It is the third highest rate of growth recorded since the Australian PMI moved to a monthly format in May 2001 (readings above 50 points indicate expansion in activity, with higher results indicating a faster rate of expansion). All six manufacturing sectors in the Australian PMI expanded in April , as did all seven activity indicators. The capacity utilisation index hit a record high, suggesting employment and/or investment may need to step up in order to facilitate further growth from here.

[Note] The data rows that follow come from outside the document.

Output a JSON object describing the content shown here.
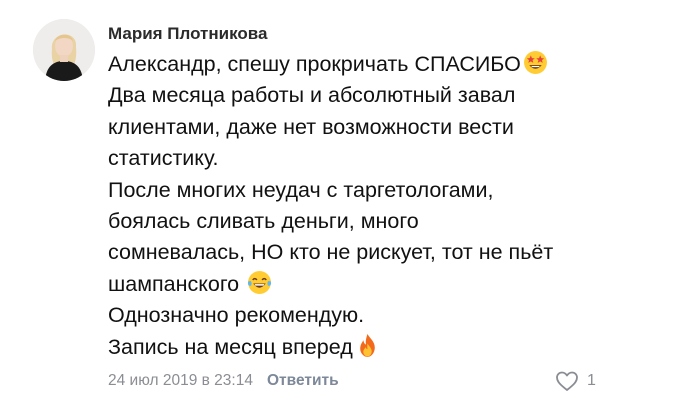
{
  "comment": {
    "author": "Мария Плотникова",
    "lines": [
      "Александр, спешу прокричать СПАСИБО",
      "Два месяца работы и абсолютный завал",
      "клиентами, даже нет возможности вести",
      "статистику.",
      "После многих неудач с таргетологами,",
      "боялась сливать деньги, много",
      "сомневалась, НО кто не рискует, тот не пьёт",
      "шампанского",
      "Однозначно рекомендую.",
      "Запись на месяц вперед"
    ],
    "emojis": {
      "line_0": "star-struck-emoji",
      "line_7": "tears-of-joy-emoji",
      "line_9": "fire-emoji"
    },
    "date": "24 июл 2019 в 23:14",
    "reply_label": "Ответить",
    "like_icon": "heart-outline-icon",
    "like_count": "1"
  },
  "colors": {
    "author": "#2b2b2b",
    "text": "#111111",
    "date": "#8a8d93",
    "reply": "#7d8899"
  }
}
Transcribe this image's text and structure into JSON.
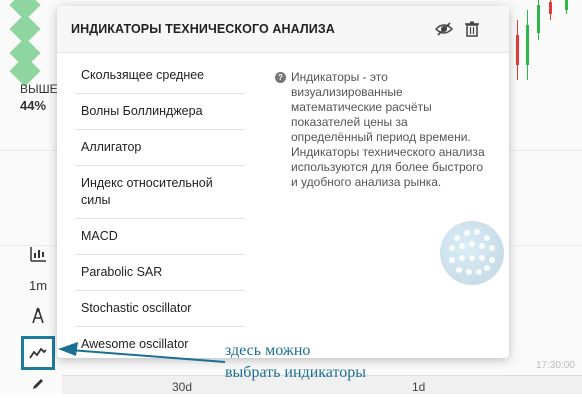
{
  "panel": {
    "title": "ИНДИКАТОРЫ ТЕХНИЧЕСКОГО АНАЛИЗА",
    "hide_icon": "eye-slash-icon",
    "delete_icon": "trash-icon",
    "indicators": [
      "Скользящее среднее",
      "Волны Боллинджера",
      "Аллигатор",
      "Индекс относительной силы",
      "MACD",
      "Parabolic SAR",
      "Stochastic oscillator",
      "Awesome oscillator"
    ],
    "info_icon": "question-circle-icon",
    "info_text": "Индикаторы - это визуализированные математические расчёты показателей цены за определённый период времени. Индикаторы технического анализа используются для более быстрого и удобного анализа рынка."
  },
  "left": {
    "label_higher": "ВЫШЕ",
    "percent": "44%"
  },
  "toolbar": {
    "chart_type_icon": "chart-candles-icon",
    "timeframe": "1m",
    "drawing_icon": "compass-icon",
    "indicators_icon": "indicators-wave-icon",
    "pencil_icon": "pencil-icon"
  },
  "axis": {
    "left_period": "30d",
    "right_period": "1d",
    "time_right": "17:30:00"
  },
  "annotation": {
    "line1": "здесь можно",
    "line2": "выбрать индикаторы"
  },
  "colors": {
    "accent": "#1e7b99",
    "callout": "#1a6f92",
    "green": "#8fd59f",
    "candle_green": "#2eb84a",
    "candle_red": "#e23b3b"
  }
}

Ai Group Chief Executive Innes Willox said: “Australia’s manufacturing industry showed no signs of slowing in the month following the end of the JobKeeper wage subsidy. Instead the industry continued to grow and in fact lifted the pace of expansion in April. All six manufacturing sectors expanded at a healthy rate led by the food & beverage sector with very strong support from the machinery & equipment and building products sectors. There was a large lift in manufacturing production, sales and exports and employment continued to grow solidly – although not at the very rapid pace seen in March.”

All six manufacturing sectors in the Australian PMI expanded in April, with all six tracking well above their long-run averages. All seven activity indices in the Australian PMI expanded, with five expanding at an accelerating rate. Only the employment index fell (down 8.0 points to 58.0), but this was after a record high in March. The new orders index eased slightly but remains in expansion (down 0.1 point to 63.4) and well above its own long-run average (51.3), suggesting further strong production in the coming months.

The input prices index climbed a further 2.8 points to 74.1 in April while the selling prices index increased but at a slower pace than in March (down 6.8 points to 52.9). This indicates further selling price increases in April, albeit at a slower pace than in March, with manufacturers now appearing able to pass on their elevated input costs.

The average wages index dropped slightly but remained in expansion in April (down 2.0 points to 61.8), while a record high in the capacity utilisation index (up 2.5 percentage points to 85.1%) suggests that employment and/or investment may need to step up to facilitate further growth from here.

“To date the sector as a whole has not been adversely affected by the stronger Australian dollar, although a number of businesses are keeping a close eye on where the currency goes from here,” Willox added. “That said, the further expansion of new orders in April is an encouraging pointer to continuing positive conditions over the next couple of months.”